There is so much data that a hotel has or can have access to... but in most cases, there's no one who understands how to translate these data into actionable insights on a hotel's current and future business. A vast array of external and publically available data can influence a hotel's performance, its offering and allows the hotel to be better at what it delivers to its guests and its shareholder. Years of underutilized data are sitting in PMS, POS, CRM, and other systems. More than ever hotels need to justify investments and budgets. So will a data scientist be able to give these answers?

Robert  Herr
Robert Herr
General Manager at The Bürgenstock Selection

I fully agree that our industry is more and more driven by consumer behavior in a digital and data context. The hospitality sector has been slow to respond to the digital age which explains why other technology-driven companies have managed to dominate some of that space and changed the industry fundamentally.
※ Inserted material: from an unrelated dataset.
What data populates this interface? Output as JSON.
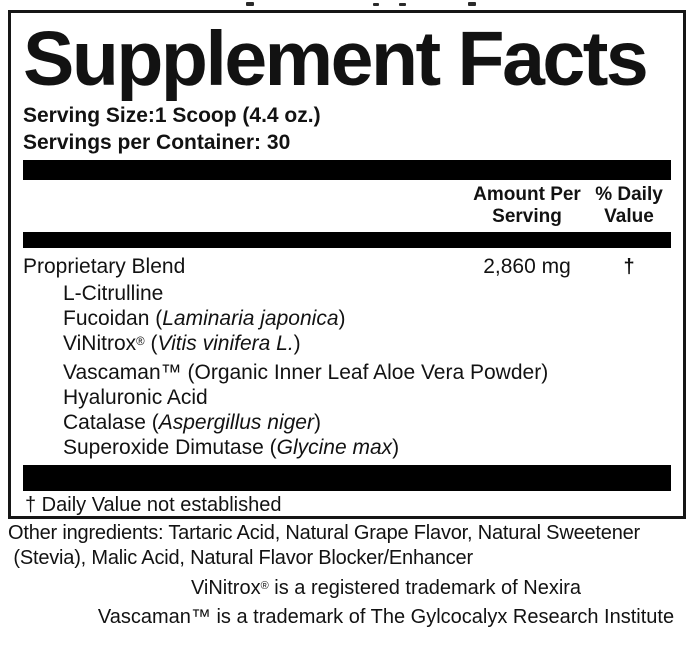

We need to move from a reactive to a proactive mode, not just to manage “in response” to new technology, but convert that influx of data into a strategic asset next to managing hotels and service experience we tend to focus on.
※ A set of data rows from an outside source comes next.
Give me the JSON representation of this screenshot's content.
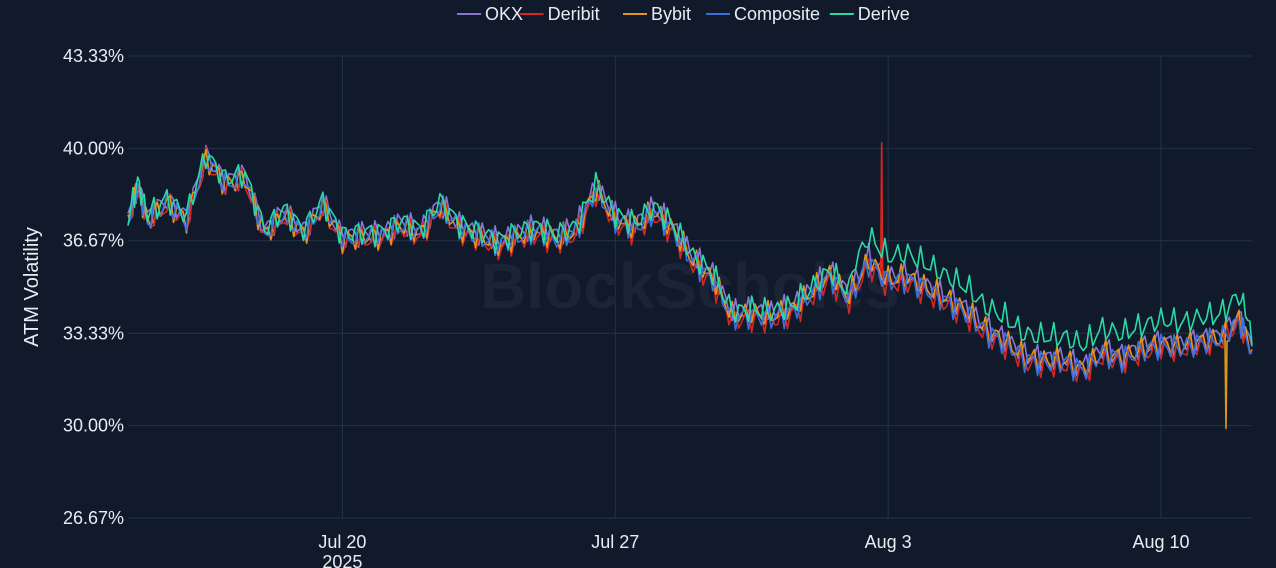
{
  "chart_data": {
    "type": "line",
    "ylabel": "ATM Volatility",
    "xlabel": "",
    "x_range": [
      "2025-07-14T12:00",
      "2025-08-12T08:00"
    ],
    "ylim": [
      26.67,
      43.33
    ],
    "y_ticks": [
      "43.33%",
      "40.00%",
      "36.67%",
      "33.33%",
      "30.00%",
      "26.67%"
    ],
    "y_tick_values": [
      43.33,
      40.0,
      36.67,
      33.33,
      30.0,
      26.67
    ],
    "x_ticks": [
      {
        "date": "2025-07-20",
        "label": "Jul 20",
        "sublabel": "2025"
      },
      {
        "date": "2025-07-27",
        "label": "Jul 27",
        "sublabel": ""
      },
      {
        "date": "2025-08-03",
        "label": "Aug 3",
        "sublabel": ""
      },
      {
        "date": "2025-08-10",
        "label": "Aug 10",
        "sublabel": ""
      }
    ],
    "grid": true,
    "legend_position": "top-center",
    "watermark": "BlockScholes",
    "base_dates": [
      "2025-07-14T12:00",
      "2025-07-14T18:00",
      "2025-07-15T00:00",
      "2025-07-15T12:00",
      "2025-07-16T00:00",
      "2025-07-16T12:00",
      "2025-07-17T00:00",
      "2025-07-17T12:00",
      "2025-07-18T00:00",
      "2025-07-18T12:00",
      "2025-07-19T00:00",
      "2025-07-19T12:00",
      "2025-07-20T00:00",
      "2025-07-20T12:00",
      "2025-07-21T00:00",
      "2025-07-21T12:00",
      "2025-07-22T00:00",
      "2025-07-22T12:00",
      "2025-07-23T00:00",
      "2025-07-23T12:00",
      "2025-07-24T00:00",
      "2025-07-24T12:00",
      "2025-07-25T00:00",
      "2025-07-25T12:00",
      "2025-07-26T00:00",
      "2025-07-26T12:00",
      "2025-07-27T00:00",
      "2025-07-27T12:00",
      "2025-07-28T00:00",
      "2025-07-28T12:00",
      "2025-07-29T00:00",
      "2025-07-29T12:00",
      "2025-07-30T00:00",
      "2025-07-30T12:00",
      "2025-07-31T00:00",
      "2025-07-31T12:00",
      "2025-08-01T00:00",
      "2025-08-01T12:00",
      "2025-08-02T00:00",
      "2025-08-02T12:00",
      "2025-08-03T00:00",
      "2025-08-03T12:00",
      "2025-08-04T00:00",
      "2025-08-04T12:00",
      "2025-08-05T00:00",
      "2025-08-05T12:00",
      "2025-08-06T00:00",
      "2025-08-06T12:00",
      "2025-08-07T00:00",
      "2025-08-07T12:00",
      "2025-08-08T00:00",
      "2025-08-08T12:00",
      "2025-08-09T00:00",
      "2025-08-09T12:00",
      "2025-08-10T00:00",
      "2025-08-10T12:00",
      "2025-08-11T00:00",
      "2025-08-11T12:00",
      "2025-08-12T00:00",
      "2025-08-12T08:00"
    ],
    "base_values": [
      37.3,
      38.6,
      37.4,
      38.0,
      37.4,
      39.6,
      38.7,
      38.9,
      36.9,
      37.6,
      36.9,
      37.9,
      36.7,
      36.8,
      36.8,
      37.2,
      36.9,
      37.9,
      37.1,
      36.8,
      36.5,
      36.8,
      37.0,
      36.7,
      37.0,
      38.5,
      37.4,
      37.1,
      37.7,
      37.0,
      35.9,
      35.3,
      33.9,
      34.0,
      33.9,
      34.1,
      34.7,
      35.4,
      34.6,
      35.9,
      35.2,
      35.3,
      34.9,
      34.5,
      34.1,
      33.4,
      33.0,
      32.4,
      32.3,
      32.3,
      32.0,
      32.6,
      32.4,
      32.7,
      32.9,
      32.8,
      33.0,
      33.1,
      33.8,
      32.7
    ],
    "series": [
      {
        "name": "OKX",
        "color": "#8b74d6",
        "offset": 0.15
      },
      {
        "name": "Deribit",
        "color": "#d6261f",
        "offset": -0.1,
        "spike": {
          "date": "2025-08-02T20:00",
          "value": 40.2
        }
      },
      {
        "name": "Bybit",
        "color": "#e0961a",
        "offset": 0.05,
        "spike": {
          "date": "2025-08-11T16:00",
          "value": 29.9
        }
      },
      {
        "name": "Composite",
        "color": "#3a6fe0",
        "offset": 0.0
      },
      {
        "name": "Derive",
        "color": "#2ad9a5",
        "offset": 0.2,
        "late_offset": 0.7
      }
    ]
  }
}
Most hospitality players lack that function and expertise and in our current times of great uncertainty and reset of consumer behavior that will accelerate during the pandemic, the need to use this data becomes paramount to pave the way for the recovery process.
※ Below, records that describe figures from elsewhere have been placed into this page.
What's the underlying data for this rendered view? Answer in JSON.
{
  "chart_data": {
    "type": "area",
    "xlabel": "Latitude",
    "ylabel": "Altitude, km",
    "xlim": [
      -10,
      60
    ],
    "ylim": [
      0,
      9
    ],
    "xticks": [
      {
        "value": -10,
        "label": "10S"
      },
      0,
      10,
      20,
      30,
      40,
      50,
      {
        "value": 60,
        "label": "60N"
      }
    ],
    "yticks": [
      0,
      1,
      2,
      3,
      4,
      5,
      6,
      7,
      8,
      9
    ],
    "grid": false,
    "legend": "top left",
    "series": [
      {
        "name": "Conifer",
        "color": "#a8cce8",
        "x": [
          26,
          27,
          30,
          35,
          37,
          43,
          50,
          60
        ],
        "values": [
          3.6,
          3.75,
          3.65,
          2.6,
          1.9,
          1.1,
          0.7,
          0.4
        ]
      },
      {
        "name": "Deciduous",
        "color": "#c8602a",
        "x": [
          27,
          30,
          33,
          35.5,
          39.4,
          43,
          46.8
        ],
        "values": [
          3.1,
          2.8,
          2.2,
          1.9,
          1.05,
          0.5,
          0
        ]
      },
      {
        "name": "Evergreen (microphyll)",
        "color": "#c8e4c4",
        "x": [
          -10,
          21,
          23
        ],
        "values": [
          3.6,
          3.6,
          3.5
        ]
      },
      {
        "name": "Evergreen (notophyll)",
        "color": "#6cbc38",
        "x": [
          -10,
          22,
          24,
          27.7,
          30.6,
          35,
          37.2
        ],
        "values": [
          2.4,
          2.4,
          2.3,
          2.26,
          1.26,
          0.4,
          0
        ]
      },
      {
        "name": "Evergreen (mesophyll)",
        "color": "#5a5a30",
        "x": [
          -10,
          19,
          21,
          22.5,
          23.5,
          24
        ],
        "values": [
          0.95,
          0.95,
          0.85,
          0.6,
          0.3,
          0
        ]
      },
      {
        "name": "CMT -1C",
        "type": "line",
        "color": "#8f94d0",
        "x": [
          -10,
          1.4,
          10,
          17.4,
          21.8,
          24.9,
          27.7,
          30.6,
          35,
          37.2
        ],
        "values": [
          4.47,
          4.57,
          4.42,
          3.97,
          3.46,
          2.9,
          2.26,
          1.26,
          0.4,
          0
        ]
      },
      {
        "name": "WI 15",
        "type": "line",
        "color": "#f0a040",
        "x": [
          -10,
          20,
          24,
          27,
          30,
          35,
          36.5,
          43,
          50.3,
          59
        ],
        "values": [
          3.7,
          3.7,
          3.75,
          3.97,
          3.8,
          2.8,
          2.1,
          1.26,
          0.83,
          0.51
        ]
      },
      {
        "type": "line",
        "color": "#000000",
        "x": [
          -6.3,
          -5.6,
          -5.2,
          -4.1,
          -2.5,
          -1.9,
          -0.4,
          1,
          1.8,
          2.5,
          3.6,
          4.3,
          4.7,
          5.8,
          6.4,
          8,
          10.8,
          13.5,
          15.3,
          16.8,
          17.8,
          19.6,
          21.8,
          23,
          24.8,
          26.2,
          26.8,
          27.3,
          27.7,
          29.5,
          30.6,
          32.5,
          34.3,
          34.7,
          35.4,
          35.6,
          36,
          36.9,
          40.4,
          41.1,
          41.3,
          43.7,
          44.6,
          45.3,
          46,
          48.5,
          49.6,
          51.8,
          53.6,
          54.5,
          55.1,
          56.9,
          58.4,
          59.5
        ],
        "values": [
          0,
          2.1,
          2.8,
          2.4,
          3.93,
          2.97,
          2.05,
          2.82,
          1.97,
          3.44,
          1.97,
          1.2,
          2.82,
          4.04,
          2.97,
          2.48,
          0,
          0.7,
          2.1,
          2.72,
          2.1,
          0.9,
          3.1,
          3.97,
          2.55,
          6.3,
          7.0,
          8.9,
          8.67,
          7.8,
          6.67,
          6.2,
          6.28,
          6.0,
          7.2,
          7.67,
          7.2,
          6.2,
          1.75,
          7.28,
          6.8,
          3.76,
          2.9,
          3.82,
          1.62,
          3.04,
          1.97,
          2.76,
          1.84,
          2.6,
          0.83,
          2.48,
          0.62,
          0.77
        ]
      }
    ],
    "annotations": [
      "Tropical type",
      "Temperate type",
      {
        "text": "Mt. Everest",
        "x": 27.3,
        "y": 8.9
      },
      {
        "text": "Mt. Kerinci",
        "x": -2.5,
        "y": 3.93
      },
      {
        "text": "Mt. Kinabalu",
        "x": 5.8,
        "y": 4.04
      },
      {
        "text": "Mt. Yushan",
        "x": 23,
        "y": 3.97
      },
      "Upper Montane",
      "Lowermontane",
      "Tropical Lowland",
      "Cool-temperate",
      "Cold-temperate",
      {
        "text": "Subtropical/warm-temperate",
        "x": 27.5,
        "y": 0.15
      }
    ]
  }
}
Alone through a set of data is redundant. For it to yield knowledge, technology and human interaction are required. Further, even more critical are the skills of data interpretation into information, information into knowledge, and knowledge into business decisions. This is where a new hybrid function, the so-called data scientist, will start gaining credit.

The skillset these professionals will have to bring along will range from how to link the data between the various insular data pools that typically exist in hotel environments, interpret it to allow such professionals to identify trends and opportunities for optimization at any stage throughout the recovery window and well beyond.

The pace of change is increasing in the technological, socio-economic environment along with disruptions in guest behavior that by the time a data set becomes knowledge it is still relevant to guide business decisions into the future and ensuring that products can be scaled yet remain personalized. That new approach and function needs to interact with all stakeholders in a running hospitality business and may have a very good chance to develop from the rapid changes that are forming in recent times.